Maryam in Syriac (ܡܪܝܡ) is a common adjective connoting blessing and perhaps the verb " exalts her". Surah Maryam closely corresponds to Luke's gospel chapter 1 in the Christian bible. Mary, the figure from whom this Sura takes its name, is the only female referred to by name in the entire Qur'an. She is attributed the honorific title 'Sister of Aaron' in verse 28, and Jesus is referred to by his familial connection to her in verse 34; in a text and culture in which individuals were identified by their descent from male family members, the identifying title 'son of Mary' places startling emphasis on Mary's motherhood. This emphasis draws attention to the unique circumstances of Jesus's birth; it was not a biological process, and no father was involved, but it rejects the Christian belief that he was begotten by God. The text describes the agony of Mary's childbirth in great detail, including her wish that she had died long ago in order to avoid such pain. Despite this great hardship, God is portrayed as compassionate and attentive to Mary's needs; He urges her not to worry and provides her with food. Feminist reading of the text points to this treatment of childbirth as verification of the process's special significance.

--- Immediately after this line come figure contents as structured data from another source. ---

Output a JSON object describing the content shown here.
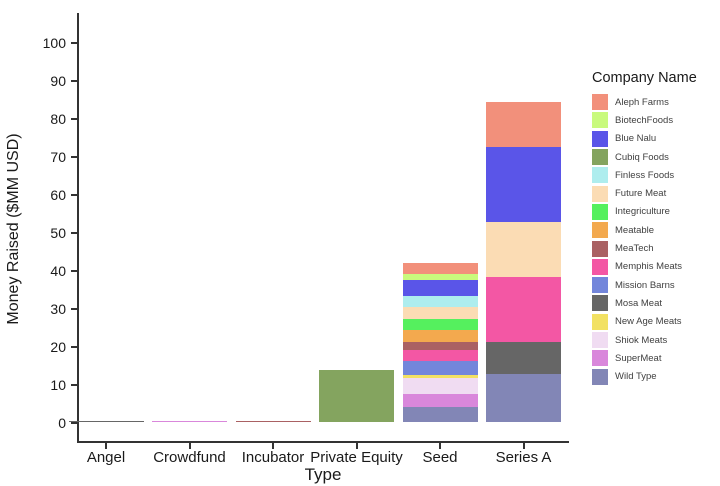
{
  "chart_data": {
    "type": "stacked_bar",
    "title": "",
    "xlabel": "Type",
    "ylabel": "Money Raised ($MM USD)",
    "legend_title": "Company Name",
    "legend_position": "right",
    "grid": false,
    "ylim": [
      0,
      100
    ],
    "yticks": [
      0,
      10,
      20,
      30,
      40,
      50,
      60,
      70,
      80,
      90,
      100
    ],
    "categories": [
      "Angel",
      "Crowdfund",
      "Incubator",
      "Private Equity",
      "Seed",
      "Series A"
    ],
    "companies": [
      {
        "name": "Aleph Farms",
        "color": "#F2907B"
      },
      {
        "name": "BiotechFoods",
        "color": "#C9FA7D"
      },
      {
        "name": "Blue Nalu",
        "color": "#5A55E8"
      },
      {
        "name": "Cubiq Foods",
        "color": "#84A45F"
      },
      {
        "name": "Finless Foods",
        "color": "#AEEDEE"
      },
      {
        "name": "Future Meat",
        "color": "#FBDCB4"
      },
      {
        "name": "Integriculture",
        "color": "#55F05E"
      },
      {
        "name": "Meatable",
        "color": "#F3A94E"
      },
      {
        "name": "MeaTech",
        "color": "#AA6163"
      },
      {
        "name": "Memphis Meats",
        "color": "#F357A4"
      },
      {
        "name": "Mission Barns",
        "color": "#7386DB"
      },
      {
        "name": "Mosa Meat",
        "color": "#666666"
      },
      {
        "name": "New Age Meats",
        "color": "#F2E163"
      },
      {
        "name": "Shiok Meats",
        "color": "#F0DCF2"
      },
      {
        "name": "SuperMeat",
        "color": "#D987DB"
      },
      {
        "name": "Wild Type",
        "color": "#8286B6"
      }
    ],
    "stacks_note": "segments listed bottom-to-top; values in $MM USD",
    "stacks": {
      "Angel": [
        {
          "company": "Mosa Meat",
          "value": 0.4
        }
      ],
      "Crowdfund": [
        {
          "company": "SuperMeat",
          "value": 0.3
        }
      ],
      "Incubator": [
        {
          "company": "MeaTech",
          "value": 0.5
        }
      ],
      "Private Equity": [
        {
          "company": "Cubiq Foods",
          "value": 13.8
        }
      ],
      "Seed": [
        {
          "company": "Wild Type",
          "value": 4.1
        },
        {
          "company": "SuperMeat",
          "value": 3.3
        },
        {
          "company": "Shiok Meats",
          "value": 4.2
        },
        {
          "company": "New Age Meats",
          "value": 0.8
        },
        {
          "company": "Mission Barns",
          "value": 3.9
        },
        {
          "company": "Memphis Meats",
          "value": 2.7
        },
        {
          "company": "MeaTech",
          "value": 2.3
        },
        {
          "company": "Meatable",
          "value": 3.1
        },
        {
          "company": "Integriculture",
          "value": 2.9
        },
        {
          "company": "Future Meat",
          "value": 3.1
        },
        {
          "company": "Finless Foods",
          "value": 3.0
        },
        {
          "company": "Blue Nalu",
          "value": 4.0
        },
        {
          "company": "BiotechFoods",
          "value": 1.7
        },
        {
          "company": "Aleph Farms",
          "value": 2.9
        }
      ],
      "Series A": [
        {
          "company": "Wild Type",
          "value": 12.7
        },
        {
          "company": "Mosa Meat",
          "value": 8.6
        },
        {
          "company": "Memphis Meats",
          "value": 17.0
        },
        {
          "company": "Future Meat",
          "value": 14.4
        },
        {
          "company": "Blue Nalu",
          "value": 19.7
        },
        {
          "company": "Aleph Farms",
          "value": 11.9
        }
      ]
    },
    "axis_color": "#333333",
    "text_color": "#1a1a1a"
  }
}
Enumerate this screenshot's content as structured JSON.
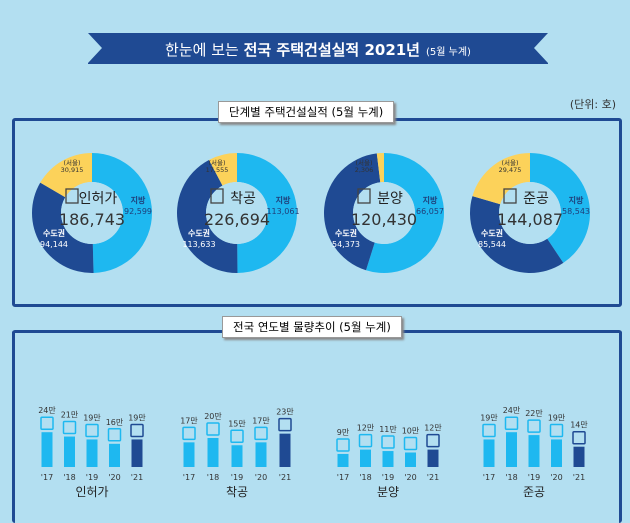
{
  "banner": {
    "prefix": "한눈에 보는",
    "bold": "전국 주택건설실적 2021년",
    "suffix": "(5월 누계)"
  },
  "section1": {
    "title": "단계별 주택건설실적 (5월 누계)",
    "unit": "(단위: 호)"
  },
  "section2": {
    "title": "전국 연도별 물량추이 (5월 누계)"
  },
  "colors": {
    "local": "#1eb8f0",
    "capital": "#1f4a93",
    "seoul": "#fcd25a",
    "bar": "#1eb8f0",
    "bar_current": "#1f4a93"
  },
  "chart_data": [
    {
      "type": "pie",
      "name": "인허가",
      "icon": "document-pen-icon",
      "total": "186,743",
      "segments": [
        {
          "label": "지방",
          "value": 92599,
          "text": "92,599"
        },
        {
          "label": "수도권",
          "value": 94144,
          "text": "94,144"
        },
        {
          "label": "(서울)",
          "value": 30915,
          "text": "30,915"
        }
      ]
    },
    {
      "type": "pie",
      "name": "착공",
      "icon": "crane-icon",
      "total": "226,694",
      "segments": [
        {
          "label": "지방",
          "value": 113061,
          "text": "113,061"
        },
        {
          "label": "수도권",
          "value": 113633,
          "text": "113,633"
        },
        {
          "label": "(서울)",
          "value": 17555,
          "text": "17,555"
        }
      ]
    },
    {
      "type": "pie",
      "name": "분양",
      "icon": "presenter-icon",
      "total": "120,430",
      "segments": [
        {
          "label": "지방",
          "value": 66057,
          "text": "66,057"
        },
        {
          "label": "수도권",
          "value": 54373,
          "text": "54,373"
        },
        {
          "label": "(서울)",
          "value": 2306,
          "text": "2,306"
        }
      ]
    },
    {
      "type": "pie",
      "name": "준공",
      "icon": "building-icon",
      "total": "144,087",
      "segments": [
        {
          "label": "지방",
          "value": 58543,
          "text": "58,543"
        },
        {
          "label": "수도권",
          "value": 85544,
          "text": "85,544"
        },
        {
          "label": "(서울)",
          "value": 29475,
          "text": "29,475"
        }
      ]
    },
    {
      "type": "bar",
      "xlabel": "인허가",
      "categories": [
        "'17",
        "'18",
        "'19",
        "'20",
        "'21"
      ],
      "values": [
        24,
        21,
        19,
        16,
        19
      ],
      "labels": [
        "24만",
        "21만",
        "19만",
        "16만",
        "19만"
      ]
    },
    {
      "type": "bar",
      "xlabel": "착공",
      "categories": [
        "'17",
        "'18",
        "'19",
        "'20",
        "'21"
      ],
      "values": [
        17,
        20,
        15,
        17,
        23
      ],
      "labels": [
        "17만",
        "20만",
        "15만",
        "17만",
        "23만"
      ]
    },
    {
      "type": "bar",
      "xlabel": "분양",
      "categories": [
        "'17",
        "'18",
        "'19",
        "'20",
        "'21"
      ],
      "values": [
        9,
        12,
        11,
        10,
        12
      ],
      "labels": [
        "9만",
        "12만",
        "11만",
        "10만",
        "12만"
      ]
    },
    {
      "type": "bar",
      "xlabel": "준공",
      "categories": [
        "'17",
        "'18",
        "'19",
        "'20",
        "'21"
      ],
      "values": [
        19,
        24,
        22,
        19,
        14
      ],
      "labels": [
        "19만",
        "24만",
        "22만",
        "19만",
        "14만"
      ]
    }
  ]
}
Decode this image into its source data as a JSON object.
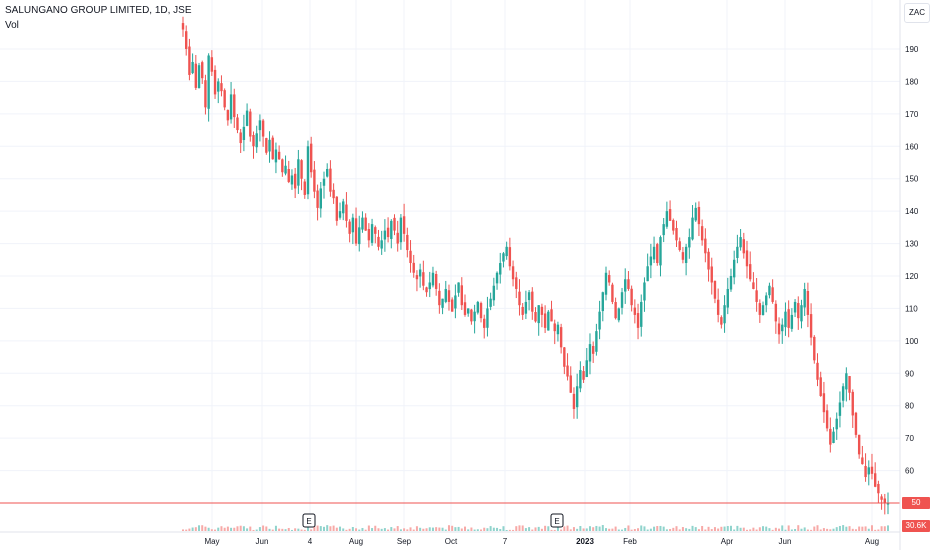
{
  "header": {
    "title": "SALUNGANO GROUP LIMITED, 1D, JSE",
    "volume_label": "Vol",
    "currency": "ZAC"
  },
  "colors": {
    "up": "#26a69a",
    "down": "#ef5350",
    "grid": "#f0f3fa",
    "price_line": "#ef5350",
    "vol_up": "#8fd3cc",
    "vol_down": "#f7a9a7"
  },
  "chart_data": {
    "type": "candlestick",
    "title": "SALUNGANO GROUP LIMITED, 1D, JSE",
    "ylim": [
      46,
      200
    ],
    "y_ticks": [
      60,
      70,
      80,
      90,
      100,
      110,
      120,
      130,
      140,
      150,
      160,
      170,
      180,
      190
    ],
    "x_ticks": [
      "May",
      "Jun",
      "4",
      "Aug",
      "Sep",
      "Oct",
      "7",
      "2023",
      "Feb",
      "Apr",
      "Jun",
      "Aug"
    ],
    "last_price": 50,
    "last_volume": "30.6K",
    "events": [
      "E",
      "E"
    ],
    "grid": true,
    "series": [
      {
        "name": "price",
        "close": [
          196,
          190,
          182,
          186,
          178,
          185,
          181,
          172,
          188,
          183,
          176,
          180,
          177,
          172,
          168,
          176,
          169,
          165,
          161,
          166,
          171,
          163,
          160,
          164,
          168,
          163,
          158,
          162,
          156,
          159,
          156,
          152,
          154,
          149,
          151,
          147,
          156,
          150,
          145,
          160,
          152,
          146,
          141,
          147,
          150,
          153,
          146,
          144,
          137,
          140,
          143,
          137,
          133,
          138,
          130,
          135,
          138,
          134,
          131,
          136,
          133,
          129,
          131,
          134,
          132,
          137,
          134,
          130,
          138,
          133,
          128,
          124,
          121,
          119,
          122,
          117,
          115,
          118,
          121,
          116,
          111,
          113,
          116,
          112,
          109,
          114,
          118,
          111,
          108,
          110,
          106,
          109,
          112,
          107,
          104,
          110,
          113,
          117,
          121,
          124,
          127,
          129,
          123,
          119,
          116,
          111,
          108,
          112,
          115,
          109,
          106,
          111,
          108,
          104,
          109,
          106,
          103,
          105,
          98,
          92,
          89,
          84,
          79,
          86,
          91,
          88,
          94,
          99,
          96,
          103,
          109,
          115,
          121,
          118,
          112,
          107,
          110,
          115,
          119,
          116,
          111,
          108,
          104,
          112,
          118,
          123,
          126,
          129,
          124,
          132,
          136,
          140,
          137,
          134,
          131,
          128,
          125,
          129,
          132,
          138,
          141,
          136,
          131,
          127,
          122,
          118,
          113,
          108,
          105,
          111,
          116,
          120,
          125,
          129,
          132,
          127,
          123,
          119,
          116,
          112,
          108,
          111,
          114,
          117,
          112,
          106,
          102,
          105,
          109,
          104,
          108,
          112,
          107,
          111,
          116,
          108,
          101,
          94,
          88,
          83,
          78,
          73,
          68,
          72,
          76,
          81,
          86,
          90,
          84,
          77,
          71,
          65,
          62,
          58,
          61,
          59,
          55,
          53,
          51,
          50,
          50
        ]
      }
    ]
  }
}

Other scholars point to the interaction between Mary and the angel Gabriel as indicative of traditional gender roles at the time; when Mary, a solitary female, encounters the male angel, her first reaction is fear of the impropriety of the situation and uncertainty regarding the angel's intentions. She can hear the angel's message and question him only after he assures her that he has come as a messenger from God.
The text of the sura alludes to many known prophetic figures, including Isaac, Jacob, Moses, Aaron, Ishmael, Idris, Adam, and Noah. According to Sayyid Qutb's commentary, these references serve to emphasize God's oneness and to delineate the various possible responses to prophecy and their consequences.